L’Etat se consacre au soutien à l’habitat, aux familles, aux retraites, à la santé et aux moudjahidine, aux démunis et aux autres catégories vulnérables. Il y a quelques jours, le président de la République, Abdelaziz Bouteflika, a instruit le gouvernement à l’effet de finaliser la réglementation qui permettra la prise en charge de la couverture sociale des catégories particulières. C’était à l’issue d’une réunion restreinte d’évaluation, consacrée au secteur de la sécurité sociale, en présence du ministre du Travail, Tayeb Louh. Parmi les priorités retenues par le président, figure la nécessité de préserver sur le long terme le Système national de retraite.

A cet effet, il a chargé le gouvernement de relever la part de la fiscalité pétrolière allouée au Fonds national de réserves des retraites.

Le Président Bouteflika a, en outre, instruit le gouvernement de mettre à profit le processus de réforme engagé pour une meilleure organisation et une meilleure gestion de la sécurité sociale et d’anticiper tout déséquilibre financier.

Selon le chef de l’Etat, c’est cette approche qui permettra de sauvegarder les acquis sociaux et la politique de solidarité du pays, y compris au bénéfice des générations futures. Il estime que cela requiert un engagement de tous les acteurs du système de santé et des partenaires sociaux qui doivent se saisir de toutes les opportunités que leur offre l’élargissement du dialogue social pour être à la hauteur des ambitions du pays. L’une de ses autres ambitions est d’élargir les opportunités de création d’emploi à travers les nouveaux dispositifs adoptés lors du Conseil des ministres de février dernier.

Tous ces objectifs ne sont pas sans connaître quelques contraintes. Elles sont issues essentiellement, de celles induites par le contexte international. Car si les prix soutenus du pétrole ont permis de mettre fin à de nombreux déséquilibres, il n’est pas sûr que cette embellie se poursuivra indéfiniment. Rien ne garantit que le pétrole se vendra sur le marché international pendant de longues années encore à 100 dollars.

Le ministre des Finances, Karim Djoudi, a averti, lorsqu’il était auditionné par le Président, que les caisses de l’Etat peuvent supporter tous les investissements et les dépenses sociales jusqu’en 2014. Au-delà, il faudrait retrousser les manches. Le financement du plan quinquennal d’investissement public 2010-2014 est garanti à moyen terme à la faveur d’un cumul conséquent de l’épargne publique de 120.000 milliards de dinars par an, avait-il dit, quelques jours plus tard. A moyen terme, les risques de financement du programme sont acceptables, mais personne ne sait comment la situation peut évoluer à long terme, avait-il ajouté.
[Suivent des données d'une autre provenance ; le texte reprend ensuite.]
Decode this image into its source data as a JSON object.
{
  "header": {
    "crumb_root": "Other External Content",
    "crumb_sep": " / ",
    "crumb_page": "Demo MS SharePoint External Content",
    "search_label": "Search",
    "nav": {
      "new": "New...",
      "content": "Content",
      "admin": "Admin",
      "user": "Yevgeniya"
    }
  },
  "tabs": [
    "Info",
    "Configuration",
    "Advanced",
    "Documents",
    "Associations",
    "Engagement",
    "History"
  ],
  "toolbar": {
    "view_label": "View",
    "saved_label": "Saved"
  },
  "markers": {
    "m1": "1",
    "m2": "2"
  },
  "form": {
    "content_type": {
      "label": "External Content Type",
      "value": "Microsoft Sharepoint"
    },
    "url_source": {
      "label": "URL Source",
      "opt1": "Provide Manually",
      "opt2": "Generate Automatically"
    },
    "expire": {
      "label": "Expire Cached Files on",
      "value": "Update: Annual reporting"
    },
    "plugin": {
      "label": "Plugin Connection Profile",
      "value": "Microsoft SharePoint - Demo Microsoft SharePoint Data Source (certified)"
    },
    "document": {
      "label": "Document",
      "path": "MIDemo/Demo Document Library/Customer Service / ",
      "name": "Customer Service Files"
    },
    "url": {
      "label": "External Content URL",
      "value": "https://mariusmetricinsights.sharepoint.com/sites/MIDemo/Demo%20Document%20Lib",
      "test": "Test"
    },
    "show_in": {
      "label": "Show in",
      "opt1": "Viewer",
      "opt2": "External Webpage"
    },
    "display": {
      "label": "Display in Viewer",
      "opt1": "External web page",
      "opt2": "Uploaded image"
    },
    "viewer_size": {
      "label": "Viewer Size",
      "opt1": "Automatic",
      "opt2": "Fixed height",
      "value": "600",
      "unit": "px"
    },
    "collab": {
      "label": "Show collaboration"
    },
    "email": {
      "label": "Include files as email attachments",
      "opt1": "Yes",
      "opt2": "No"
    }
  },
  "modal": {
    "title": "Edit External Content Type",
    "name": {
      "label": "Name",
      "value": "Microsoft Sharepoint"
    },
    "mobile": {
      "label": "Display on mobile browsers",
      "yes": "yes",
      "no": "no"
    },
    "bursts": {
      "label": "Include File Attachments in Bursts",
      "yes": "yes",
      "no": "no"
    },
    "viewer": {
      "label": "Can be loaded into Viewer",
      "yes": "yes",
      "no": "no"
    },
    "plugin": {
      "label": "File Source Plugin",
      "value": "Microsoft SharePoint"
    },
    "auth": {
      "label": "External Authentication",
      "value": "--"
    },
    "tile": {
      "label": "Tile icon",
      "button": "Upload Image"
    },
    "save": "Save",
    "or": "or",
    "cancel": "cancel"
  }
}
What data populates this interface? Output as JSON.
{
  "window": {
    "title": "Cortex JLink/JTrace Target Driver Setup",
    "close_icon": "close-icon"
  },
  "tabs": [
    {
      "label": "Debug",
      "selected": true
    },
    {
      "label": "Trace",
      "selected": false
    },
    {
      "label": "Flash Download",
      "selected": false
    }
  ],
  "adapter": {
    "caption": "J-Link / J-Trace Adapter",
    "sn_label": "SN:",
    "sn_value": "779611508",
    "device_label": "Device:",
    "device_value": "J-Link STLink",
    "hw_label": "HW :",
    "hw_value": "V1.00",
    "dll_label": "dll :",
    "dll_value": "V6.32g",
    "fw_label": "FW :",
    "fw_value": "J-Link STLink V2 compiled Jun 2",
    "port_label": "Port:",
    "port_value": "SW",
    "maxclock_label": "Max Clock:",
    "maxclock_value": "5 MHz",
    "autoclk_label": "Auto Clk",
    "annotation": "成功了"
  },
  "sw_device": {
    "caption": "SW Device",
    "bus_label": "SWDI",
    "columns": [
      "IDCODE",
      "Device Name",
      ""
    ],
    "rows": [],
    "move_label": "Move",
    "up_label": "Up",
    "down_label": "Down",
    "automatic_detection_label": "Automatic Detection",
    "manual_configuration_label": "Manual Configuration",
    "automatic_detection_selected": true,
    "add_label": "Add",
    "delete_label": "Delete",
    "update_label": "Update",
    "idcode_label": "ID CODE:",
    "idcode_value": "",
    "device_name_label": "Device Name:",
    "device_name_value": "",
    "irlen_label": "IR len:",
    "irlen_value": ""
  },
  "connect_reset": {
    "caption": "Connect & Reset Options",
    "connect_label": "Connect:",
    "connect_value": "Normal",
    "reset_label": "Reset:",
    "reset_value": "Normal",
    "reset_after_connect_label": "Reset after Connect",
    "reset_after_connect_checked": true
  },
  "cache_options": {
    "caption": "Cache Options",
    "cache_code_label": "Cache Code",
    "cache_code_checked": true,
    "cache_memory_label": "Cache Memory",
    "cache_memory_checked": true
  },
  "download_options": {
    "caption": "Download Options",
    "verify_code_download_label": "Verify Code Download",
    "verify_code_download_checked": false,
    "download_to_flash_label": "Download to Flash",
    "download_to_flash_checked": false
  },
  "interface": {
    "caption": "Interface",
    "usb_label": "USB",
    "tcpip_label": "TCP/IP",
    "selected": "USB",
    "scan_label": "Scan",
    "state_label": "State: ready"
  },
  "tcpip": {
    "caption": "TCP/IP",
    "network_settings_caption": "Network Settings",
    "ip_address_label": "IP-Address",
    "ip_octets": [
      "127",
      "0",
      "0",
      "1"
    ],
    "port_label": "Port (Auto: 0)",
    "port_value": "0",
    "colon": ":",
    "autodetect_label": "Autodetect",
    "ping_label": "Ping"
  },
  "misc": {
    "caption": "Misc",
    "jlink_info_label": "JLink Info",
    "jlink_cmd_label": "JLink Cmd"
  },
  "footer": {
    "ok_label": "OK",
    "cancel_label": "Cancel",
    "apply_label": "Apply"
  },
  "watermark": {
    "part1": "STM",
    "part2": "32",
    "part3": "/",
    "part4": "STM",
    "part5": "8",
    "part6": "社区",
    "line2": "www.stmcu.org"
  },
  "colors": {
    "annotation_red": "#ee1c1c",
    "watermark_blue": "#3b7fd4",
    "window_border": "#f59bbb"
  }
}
«A ce moment-là, il faudrait envisager d’autres choix en matière de politique économique», a-t-il affirmé. L’aisance financière actuelle garantira le financement du plan quinquennal de 286 milliards de dollars, a-t-il assuré.

Ce sont les réserves de change de l’Algérie de plus de 160 milliards de dollars qui permettent de garantir à l’Algérie d’éviter les crises sociales aiguës puisque les importations ne risquent pas d’être interrompues de sitôt. Elles sont de 40 milliards de dollars par an. L’estimation du gouvernement est que ce montant est déjà assez élevé. Aider les catégories vulnérables et assurer la disponibilité des produits de consommation sur le marché provoquent une pression croissante sur les finances de l’Etat. Ce même Etat qui veut faire en sorte que les opérateurs économiques deviennent le relais de la croissance tirée par la dépense publique. L’impasse que traverse l’économie mondiale aura un impact sur l’économie algérienne car la baisse de la demande sur les produits énergétiques peut engendrer une situation intenable dont les catégories les plus vulnérables seront les premières à en faire les frais.